The overall mortality in our study was 23% (3 of 13 patients), which compares favorably with other reports [10, 13, 27, 33]. All deaths occurred in patients treated with cholecystectomy. However, in none of these patients do we consider the surgical intervention for ACC per se as the primary cause of death. Surgical intervention was delayed in 2 of the 3 patients who died, and in both, the gallbladder was found to be gangrenous, with peritonitis due to perforation in 1 patient. Earlier surgical treatment may have prevented this deterioration. It also has to be recognized that our cohort, as those in other reports of this condition, represents a group of patients with a high mortality rate even in the absence of cholecystitis.
Given the favorable outcome of patients treated conservatively, we believe that antibiotic treatment should be commenced in all patients with a suspected diagnosis of ACC. This should be directed against the most common bacteria isolated from bile in acute cholecystitis (Escherichia coli, Klebsiella species, and Enterococcus faecalis) and also cover anaerobes such as Clostridia and Bacteroides species [9]. However, in light of the complications seen in patients with delayed surgical intervention, we strongly recommend early surgery if no significant improvement is seen within 1 to 2 days of antibiotic treatment.
As in many published reports, laparoscopic cholecystectomy was the procedure of choice in our series [9, 13, 21, 27]. Percutaneous transhepatic cholecystostomy has been utilized with good results in 2 series and offers a valid alternative, particularly in patients deemed to unstable to undergo laparoscopic intervention.
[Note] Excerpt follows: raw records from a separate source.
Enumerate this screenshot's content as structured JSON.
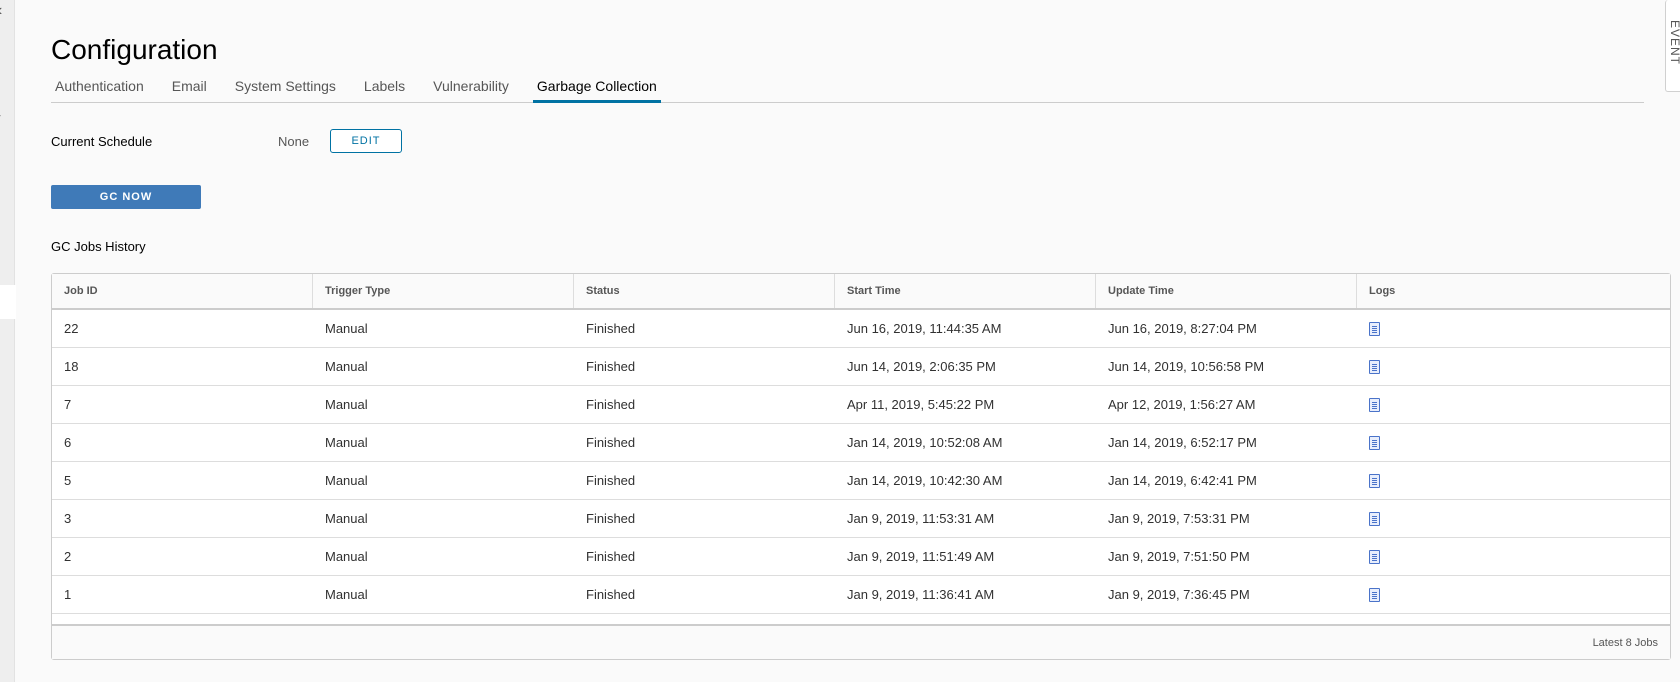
{
  "page": {
    "title": "Configuration"
  },
  "sidebar": {
    "collapse_glyph": "‹",
    "side_glyph": "›"
  },
  "events_panel": {
    "label": "EVENT"
  },
  "tabs": [
    {
      "label": "Authentication"
    },
    {
      "label": "Email"
    },
    {
      "label": "System Settings"
    },
    {
      "label": "Labels"
    },
    {
      "label": "Vulnerability"
    },
    {
      "label": "Garbage Collection",
      "active": true
    }
  ],
  "schedule": {
    "label": "Current Schedule",
    "value": "None",
    "edit_label": "EDIT"
  },
  "gc_now_label": "GC NOW",
  "history": {
    "title": "GC Jobs History",
    "columns": [
      "Job ID",
      "Trigger Type",
      "Status",
      "Start Time",
      "Update Time",
      "Logs"
    ],
    "rows": [
      {
        "id": "22",
        "trigger": "Manual",
        "status": "Finished",
        "start": "Jun 16, 2019, 11:44:35 AM",
        "update": "Jun 16, 2019, 8:27:04 PM"
      },
      {
        "id": "18",
        "trigger": "Manual",
        "status": "Finished",
        "start": "Jun 14, 2019, 2:06:35 PM",
        "update": "Jun 14, 2019, 10:56:58 PM"
      },
      {
        "id": "7",
        "trigger": "Manual",
        "status": "Finished",
        "start": "Apr 11, 2019, 5:45:22 PM",
        "update": "Apr 12, 2019, 1:56:27 AM"
      },
      {
        "id": "6",
        "trigger": "Manual",
        "status": "Finished",
        "start": "Jan 14, 2019, 10:52:08 AM",
        "update": "Jan 14, 2019, 6:52:17 PM"
      },
      {
        "id": "5",
        "trigger": "Manual",
        "status": "Finished",
        "start": "Jan 14, 2019, 10:42:30 AM",
        "update": "Jan 14, 2019, 6:42:41 PM"
      },
      {
        "id": "3",
        "trigger": "Manual",
        "status": "Finished",
        "start": "Jan 9, 2019, 11:53:31 AM",
        "update": "Jan 9, 2019, 7:53:31 PM"
      },
      {
        "id": "2",
        "trigger": "Manual",
        "status": "Finished",
        "start": "Jan 9, 2019, 11:51:49 AM",
        "update": "Jan 9, 2019, 7:51:50 PM"
      },
      {
        "id": "1",
        "trigger": "Manual",
        "status": "Finished",
        "start": "Jan 9, 2019, 11:36:41 AM",
        "update": "Jan 9, 2019, 7:36:45 PM"
      }
    ],
    "log_icon": "log-file-icon",
    "footer": "Latest 8 Jobs"
  },
  "colors": {
    "accent": "#0072a3",
    "primary_button": "#3f7ab8",
    "log_icon": "#4a73c9"
  }
}
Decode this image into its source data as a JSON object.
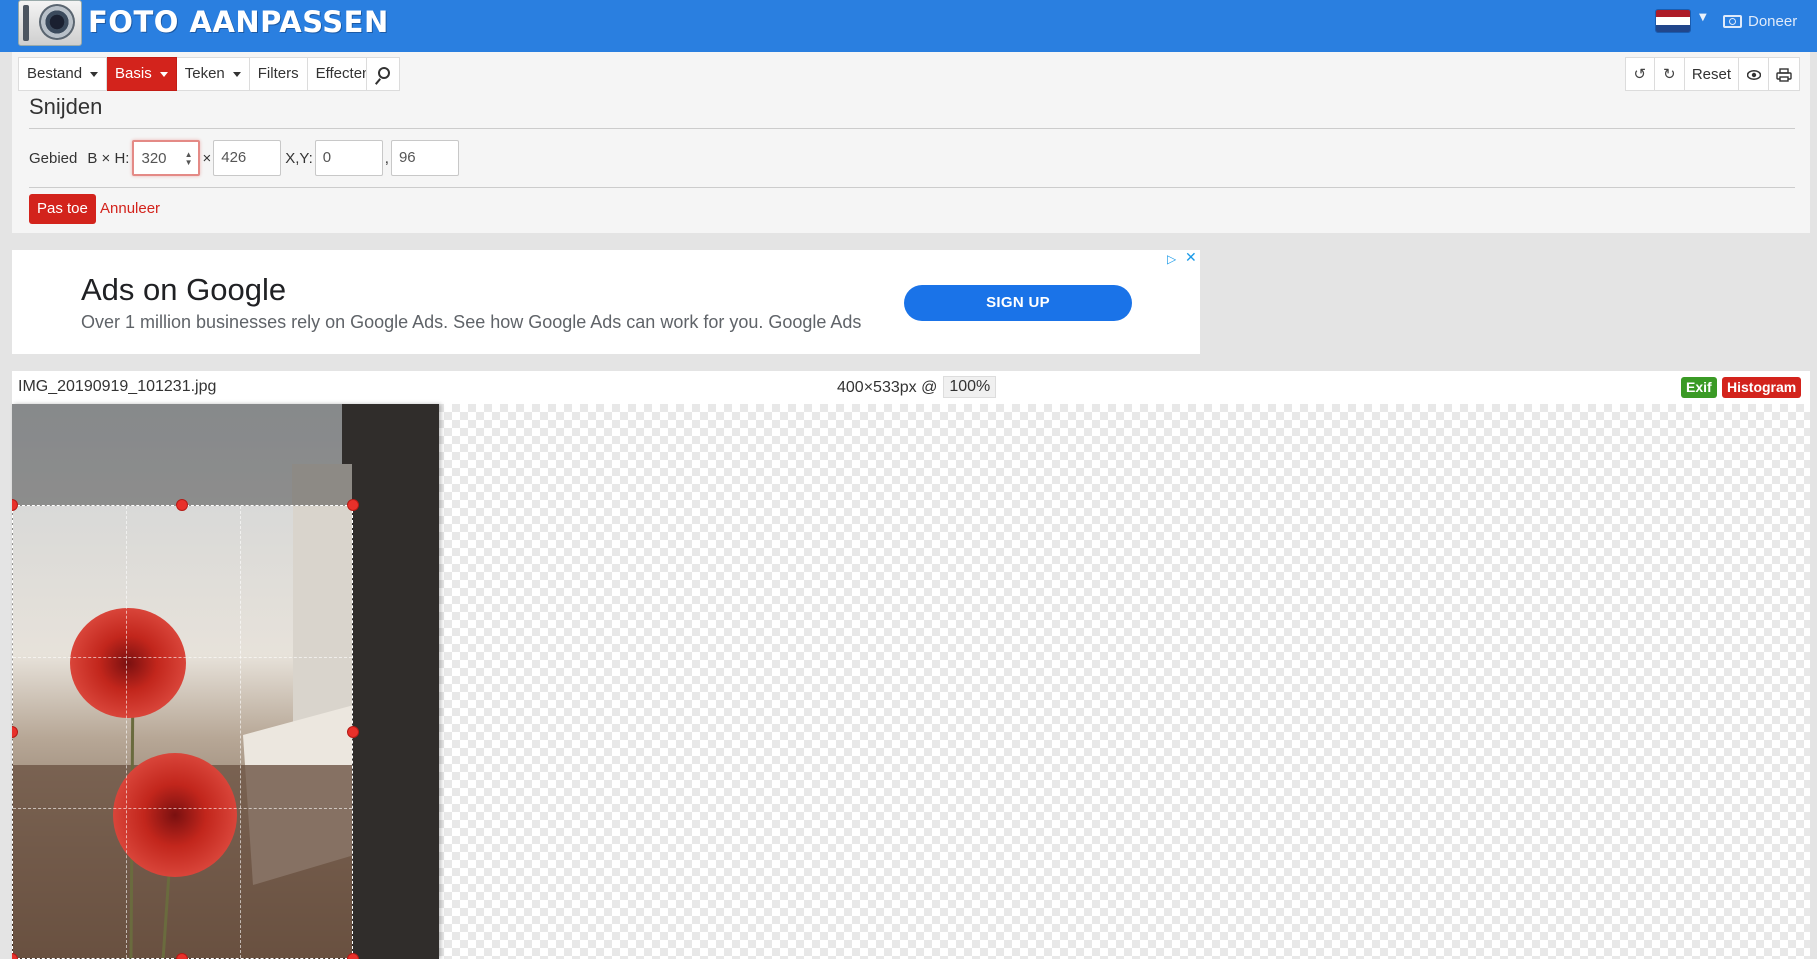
{
  "header": {
    "logo_text": "FOTO AANPASSEN",
    "language_flag": "nl-flag-icon",
    "donate_label": "Doneer"
  },
  "menu": {
    "items": [
      {
        "label": "Bestand",
        "dropdown": true,
        "active": false
      },
      {
        "label": "Basis",
        "dropdown": true,
        "active": true
      },
      {
        "label": "Teken",
        "dropdown": true,
        "active": false
      },
      {
        "label": "Filters",
        "dropdown": false,
        "active": false
      },
      {
        "label": "Effecten",
        "dropdown": false,
        "active": false
      }
    ],
    "search_icon": "search-icon",
    "right": {
      "undo_icon": "undo-icon",
      "redo_icon": "redo-icon",
      "reset_label": "Reset",
      "preview_icon": "eye-icon",
      "print_icon": "print-icon"
    }
  },
  "crop_panel": {
    "title": "Snijden",
    "area_label": "Gebied",
    "size_label": "B × H:",
    "width": "320",
    "times": "×",
    "height": "426",
    "position_label": "X,Y:",
    "x": "0",
    "comma": ",",
    "y": "96",
    "apply_label": "Pas toe",
    "cancel_label": "Annuleer"
  },
  "ad": {
    "title": "Ads on Google",
    "text": "Over 1 million businesses rely on Google Ads. See how Google Ads can work for you. Google Ads",
    "cta": "SIGN UP"
  },
  "image_bar": {
    "filename": "IMG_20190919_101231.jpg",
    "dimensions": "400×533px @",
    "zoom": "100%",
    "exif_label": "Exif",
    "histogram_label": "Histogram"
  },
  "colors": {
    "brand_blue": "#2a7fe0",
    "accent_red": "#d3231c",
    "exif_green": "#3a9a25"
  }
}
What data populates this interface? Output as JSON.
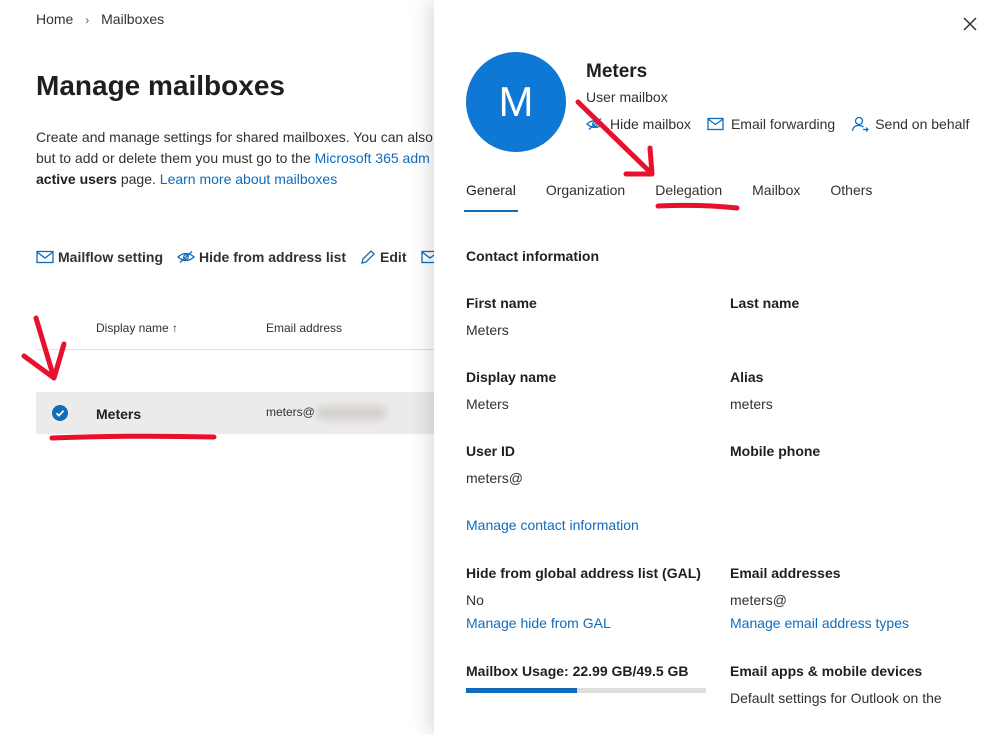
{
  "breadcrumb": {
    "home": "Home",
    "current": "Mailboxes"
  },
  "page": {
    "title": "Manage mailboxes",
    "desc_line1": "Create and manage settings for shared mailboxes. You can also m",
    "desc_line2_a": "but to add or delete them you must go to the ",
    "desc_line2_link": "Microsoft 365 adm",
    "desc_line3_bold": "active users",
    "desc_line3_mid": " page. ",
    "desc_line3_link": "Learn more about mailboxes"
  },
  "commands": {
    "mailflow": "Mailflow setting",
    "hide": "Hide from address list",
    "edit": "Edit"
  },
  "table": {
    "col_name": "Display name ↑",
    "col_email": "Email address",
    "row": {
      "name": "Meters",
      "email": "meters@"
    }
  },
  "panel": {
    "avatar_letter": "M",
    "name": "Meters",
    "type": "User mailbox",
    "actions": {
      "hide": "Hide mailbox",
      "forward": "Email forwarding",
      "send_behalf": "Send on behalf"
    },
    "tabs": [
      "General",
      "Organization",
      "Delegation",
      "Mailbox",
      "Others"
    ],
    "section": "Contact information",
    "fields": {
      "first_name_label": "First name",
      "first_name_value": "Meters",
      "last_name_label": "Last name",
      "display_name_label": "Display name",
      "display_name_value": "Meters",
      "alias_label": "Alias",
      "alias_value": "meters",
      "user_id_label": "User ID",
      "user_id_value": "meters@",
      "mobile_label": "Mobile phone",
      "manage_contact": "Manage contact information",
      "gal_label": "Hide from global address list (GAL)",
      "gal_value": "No",
      "manage_gal": "Manage hide from GAL",
      "email_addr_label": "Email addresses",
      "email_addr_value": "meters@",
      "manage_email_types": "Manage email address types",
      "usage_label": "Mailbox Usage: 22.99 GB/49.5 GB",
      "usage_used_gb": 22.99,
      "usage_total_gb": 49.5,
      "apps_label": "Email apps & mobile devices",
      "apps_value": "Default settings for Outlook on the"
    }
  },
  "colors": {
    "accent": "#0f6cbd",
    "annotation": "#e8112d",
    "avatar": "#0f78d4"
  }
}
It is less invasive and has the advantage of being able to be performed at the patients bedside in the ICU [12, 34]. Yang and colleagues [11] used laparoscopic cholecystostomy in 6 patients with ACC without morbidity or mortality. In our opinion, that offers no advantage as laparoscopy is still required, and the procedure is contraindicated in patients with a gangrenous gallbladder, encountered in 4 of 13 patients with ACC in our series.
We recognize the limitations of retrospective analysis of a small number of cases, a problem common to most other studies of this condition owing to its rarity. This also precluded statistical analysis comparing the frequency of risk factors, operative variables, occurrence of postoperative complications, and mortality between our patient cohort and the entire group of patients undergoing open heart surgery during the study period. We believe, however, that this review is useful for establishing a more standardized approach to treating this entity.